In the letter, the Coinbase lawyers pointed out that its defense based on the “major questions doctrine, abuse of discretion, equitable estoppel, unclean hands, and laches” should succeed because the SEC’s proposed motion does not meet the dismissal standards.
The “major questions doctrine” is a principle in administrative law in the United States. Essentially, this doctrine holds that federal agencies do not have the authority to issue regulations on major policy issues unless Congress has clearly and explicitly delegated that authority to them. The doctrine is often invoked in legal challenges to agency rules, particularly in disputes over the scope of an agency’s regulatory power.

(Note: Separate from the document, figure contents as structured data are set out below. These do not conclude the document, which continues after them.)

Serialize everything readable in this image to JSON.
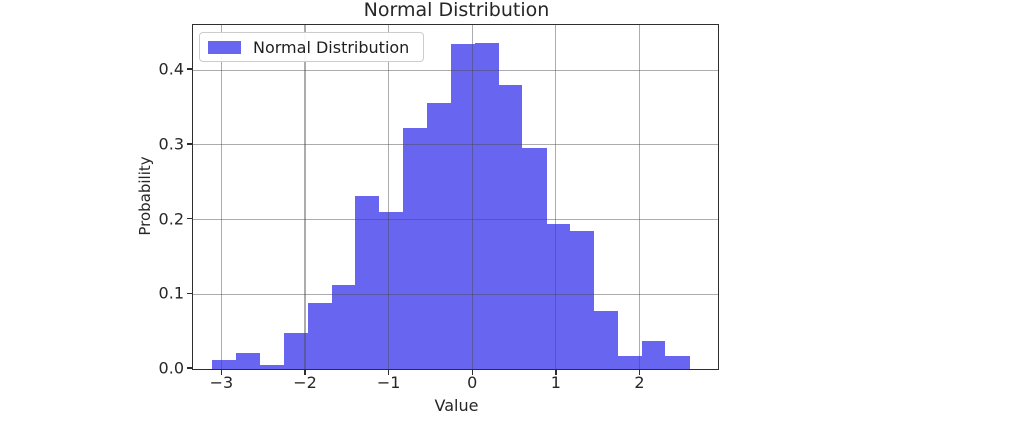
{
  "chart": {
    "legend": {
      "label": "Normal Distribution",
      "swatch_color": "#6866f1"
    },
    "colors": {
      "bar": "#6866f1",
      "grid": "rgba(70,70,70,0.45)",
      "spine": "#2e2e2e",
      "text": "#262626",
      "legend_border": "#cccccc"
    }
  },
  "chart_data": {
    "type": "bar",
    "subtype": "histogram",
    "title": "Normal Distribution",
    "xlabel": "Value",
    "ylabel": "Probability",
    "legend": [
      "Normal Distribution"
    ],
    "legend_position": "upper left",
    "grid": true,
    "xlim": [
      -3.34,
      2.94
    ],
    "ylim": [
      0,
      0.4605
    ],
    "x_ticks": [
      -3,
      -2,
      -1,
      0,
      1,
      2
    ],
    "x_tick_labels": [
      "−3",
      "−2",
      "−1",
      "0",
      "1",
      "2"
    ],
    "y_ticks": [
      0.0,
      0.1,
      0.2,
      0.3,
      0.4
    ],
    "y_tick_labels": [
      "0.0",
      "0.1",
      "0.2",
      "0.3",
      "0.4"
    ],
    "bin_edges": [
      -3.11,
      -2.82,
      -2.54,
      -2.25,
      -1.97,
      -1.68,
      -1.4,
      -1.11,
      -0.83,
      -0.54,
      -0.255,
      0.03,
      0.32,
      0.6,
      0.89,
      1.17,
      1.46,
      1.74,
      2.03,
      2.31,
      2.6
    ],
    "densities": [
      0.012,
      0.021,
      0.005,
      0.048,
      0.088,
      0.113,
      0.232,
      0.21,
      0.323,
      0.356,
      0.435,
      0.437,
      0.38,
      0.296,
      0.194,
      0.185,
      0.077,
      0.018,
      0.038,
      0.017
    ]
  }
}
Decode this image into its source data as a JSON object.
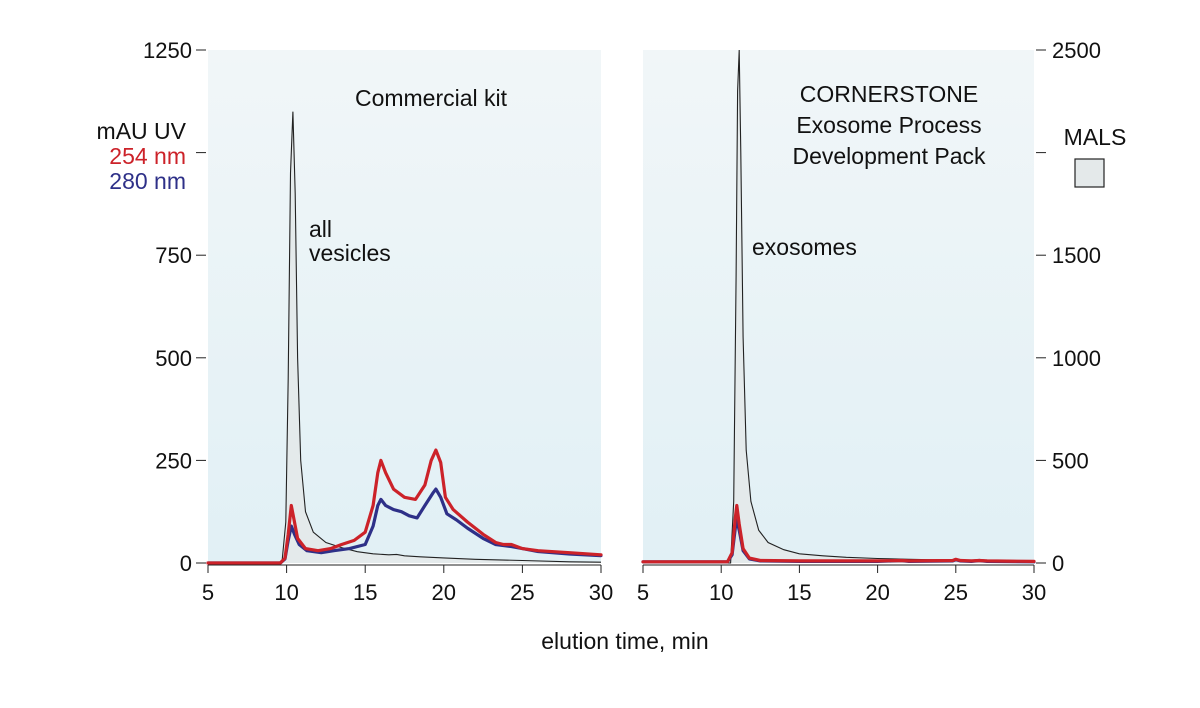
{
  "colors": {
    "uv254": "#cc2229",
    "uv280": "#2e3088",
    "mals_line": "#222222",
    "mals_fill": "#e4e9ea",
    "panel_bg_top": "#f1f6f8",
    "panel_bg_bottom": "#e1f0f5"
  },
  "shared": {
    "xlabel": "elution time, min",
    "y_left_unit": "mAU UV",
    "y_left_series_254": "254 nm",
    "y_left_series_280": "280 nm",
    "y_right_legend": "MALS"
  },
  "chart_data": [
    {
      "type": "line",
      "panel": "left",
      "title": "Commercial kit",
      "annotation": [
        "all",
        "vesicles"
      ],
      "xlim": [
        5,
        30
      ],
      "x_ticks": [
        5,
        10,
        15,
        20,
        25,
        30
      ],
      "ylim_uv": [
        0,
        1250
      ],
      "y_ticks_uv": [
        0,
        250,
        500,
        750,
        1250
      ],
      "y_tick_labeled_blank_uv": [
        1000
      ],
      "ylim_mals": [
        0,
        2500
      ],
      "series": [
        {
          "name": "254 nm",
          "axis": "uv",
          "points": [
            [
              5,
              0
            ],
            [
              9.6,
              0
            ],
            [
              9.9,
              12
            ],
            [
              10.1,
              70
            ],
            [
              10.3,
              140
            ],
            [
              10.45,
              110
            ],
            [
              10.7,
              60
            ],
            [
              11.2,
              35
            ],
            [
              12,
              30
            ],
            [
              12.8,
              35
            ],
            [
              13.5,
              45
            ],
            [
              14.3,
              55
            ],
            [
              15,
              75
            ],
            [
              15.5,
              140
            ],
            [
              15.8,
              220
            ],
            [
              16,
              250
            ],
            [
              16.3,
              220
            ],
            [
              16.8,
              180
            ],
            [
              17.5,
              160
            ],
            [
              18.2,
              155
            ],
            [
              18.8,
              190
            ],
            [
              19.2,
              250
            ],
            [
              19.5,
              275
            ],
            [
              19.8,
              245
            ],
            [
              20.1,
              160
            ],
            [
              20.6,
              130
            ],
            [
              21.5,
              100
            ],
            [
              22.5,
              70
            ],
            [
              23.3,
              50
            ],
            [
              23.8,
              45
            ],
            [
              24.3,
              45
            ],
            [
              25,
              35
            ],
            [
              26,
              30
            ],
            [
              28,
              25
            ],
            [
              30,
              20
            ]
          ]
        },
        {
          "name": "280 nm",
          "axis": "uv",
          "points": [
            [
              5,
              0
            ],
            [
              9.6,
              0
            ],
            [
              9.9,
              10
            ],
            [
              10.1,
              55
            ],
            [
              10.3,
              90
            ],
            [
              10.5,
              70
            ],
            [
              10.8,
              45
            ],
            [
              11.3,
              30
            ],
            [
              12.2,
              25
            ],
            [
              13,
              30
            ],
            [
              14,
              35
            ],
            [
              15,
              45
            ],
            [
              15.5,
              90
            ],
            [
              15.8,
              140
            ],
            [
              16,
              155
            ],
            [
              16.3,
              140
            ],
            [
              16.8,
              130
            ],
            [
              17.3,
              125
            ],
            [
              17.8,
              115
            ],
            [
              18.3,
              110
            ],
            [
              18.8,
              140
            ],
            [
              19.3,
              170
            ],
            [
              19.5,
              180
            ],
            [
              19.8,
              160
            ],
            [
              20.2,
              120
            ],
            [
              20.8,
              105
            ],
            [
              21.5,
              85
            ],
            [
              22.5,
              60
            ],
            [
              23.3,
              45
            ],
            [
              24.3,
              40
            ],
            [
              25,
              35
            ],
            [
              26,
              28
            ],
            [
              28,
              22
            ],
            [
              30,
              18
            ]
          ]
        },
        {
          "name": "MALS",
          "axis": "mals",
          "filled": true,
          "points": [
            [
              5,
              0
            ],
            [
              9.7,
              0
            ],
            [
              9.95,
              200
            ],
            [
              10.1,
              900
            ],
            [
              10.25,
              1900
            ],
            [
              10.4,
              2200
            ],
            [
              10.55,
              1800
            ],
            [
              10.7,
              1000
            ],
            [
              10.9,
              500
            ],
            [
              11.2,
              250
            ],
            [
              11.7,
              150
            ],
            [
              12.5,
              100
            ],
            [
              13.5,
              75
            ],
            [
              14.5,
              55
            ],
            [
              15.5,
              45
            ],
            [
              16.5,
              40
            ],
            [
              17,
              42
            ],
            [
              17.5,
              35
            ],
            [
              18.5,
              30
            ],
            [
              20,
              25
            ],
            [
              22,
              18
            ],
            [
              25,
              12
            ],
            [
              28,
              6
            ],
            [
              30,
              4
            ]
          ]
        }
      ]
    },
    {
      "type": "line",
      "panel": "right",
      "title": [
        "CORNERSTONE",
        "Exosome Process",
        "Development Pack"
      ],
      "annotation": [
        "exosomes"
      ],
      "xlim": [
        5,
        30
      ],
      "x_ticks": [
        5,
        10,
        15,
        20,
        25,
        30
      ],
      "ylim_mals": [
        0,
        2500
      ],
      "y_ticks_mals": [
        0,
        500,
        1000,
        1500,
        2500
      ],
      "y_tick_labeled_blank_mals": [
        2000
      ],
      "ylim_uv": [
        0,
        1250
      ],
      "series": [
        {
          "name": "254 nm",
          "axis": "uv",
          "points": [
            [
              5,
              3
            ],
            [
              10.4,
              3
            ],
            [
              10.7,
              25
            ],
            [
              10.9,
              110
            ],
            [
              11.0,
              140
            ],
            [
              11.15,
              95
            ],
            [
              11.4,
              35
            ],
            [
              11.8,
              12
            ],
            [
              12.5,
              6
            ],
            [
              15,
              5
            ],
            [
              20,
              5
            ],
            [
              21.5,
              6
            ],
            [
              22,
              5
            ],
            [
              24.8,
              6
            ],
            [
              25,
              9
            ],
            [
              25.3,
              6
            ],
            [
              26,
              5
            ],
            [
              26.5,
              6
            ],
            [
              27,
              5
            ],
            [
              30,
              4
            ]
          ]
        },
        {
          "name": "280 nm",
          "axis": "uv",
          "points": [
            [
              5,
              3
            ],
            [
              10.4,
              3
            ],
            [
              10.7,
              20
            ],
            [
              10.9,
              85
            ],
            [
              11.0,
              105
            ],
            [
              11.15,
              80
            ],
            [
              11.4,
              30
            ],
            [
              11.8,
              10
            ],
            [
              12.5,
              5
            ],
            [
              15,
              4
            ],
            [
              20,
              4
            ],
            [
              21.5,
              6
            ],
            [
              22,
              4
            ],
            [
              24.8,
              5
            ],
            [
              25,
              8
            ],
            [
              25.3,
              5
            ],
            [
              26,
              4
            ],
            [
              26.5,
              6
            ],
            [
              27,
              4
            ],
            [
              30,
              3
            ]
          ]
        },
        {
          "name": "MALS",
          "axis": "mals",
          "filled": true,
          "points": [
            [
              5,
              0
            ],
            [
              10.6,
              0
            ],
            [
              10.8,
              300
            ],
            [
              10.95,
              1400
            ],
            [
              11.05,
              2300
            ],
            [
              11.15,
              2500
            ],
            [
              11.25,
              2000
            ],
            [
              11.4,
              1100
            ],
            [
              11.6,
              550
            ],
            [
              11.9,
              300
            ],
            [
              12.4,
              160
            ],
            [
              13,
              100
            ],
            [
              14,
              65
            ],
            [
              15,
              45
            ],
            [
              16.5,
              35
            ],
            [
              18,
              28
            ],
            [
              20,
              22
            ],
            [
              22,
              18
            ],
            [
              24,
              15
            ],
            [
              27,
              12
            ],
            [
              30,
              10
            ]
          ]
        }
      ]
    }
  ]
}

Meanwhile, Coinbase chief legal officer Paul Grewal stated that the exchange would address the Court today, July 13.
Coinbase restates defense
Coinbase said the U.S. Congress was yet to grant the SEC regulatory authority over the crypto industry, adding that the lawmakers were still “considering regulatory structures for the digital assets industry.”
Coinbase said the U.S. Supreme Court’s recent application of the major questions doctrine in a similar case shows that the SEC cannot defend its claims. Grewal recently explained how the SEC’s interpretation of the major questions doctrine contradicts that of the apex court.
The exchange further highlighted SEC’s previous statements and conducts as factual claims of why the regulator could not strike its defenses. Coinbase wrote:
“The same is true of the other defenses the SEC proposes to move to strike. Coinbase’s abuse of discretion defense, based on the Commission’s decision to assert new regulatory authority over digital asset platforms by retroactive enforcement action rather than notice-and-comment rulemaking, plainly has grounding in fact and law.”
Coinbase noted that all the defenses the SEC proposed to strike have the same factual predicate as its fair notice defense, which the regulator, surprisingly, has no issue with.
Meanwhile, Coinbase wants the matter to proceed as quickly as possible, with the exchange requesting that the deadline for motion and opening brief should be within seven days of the Court order and the answering brief should be filed not later than 28 days after.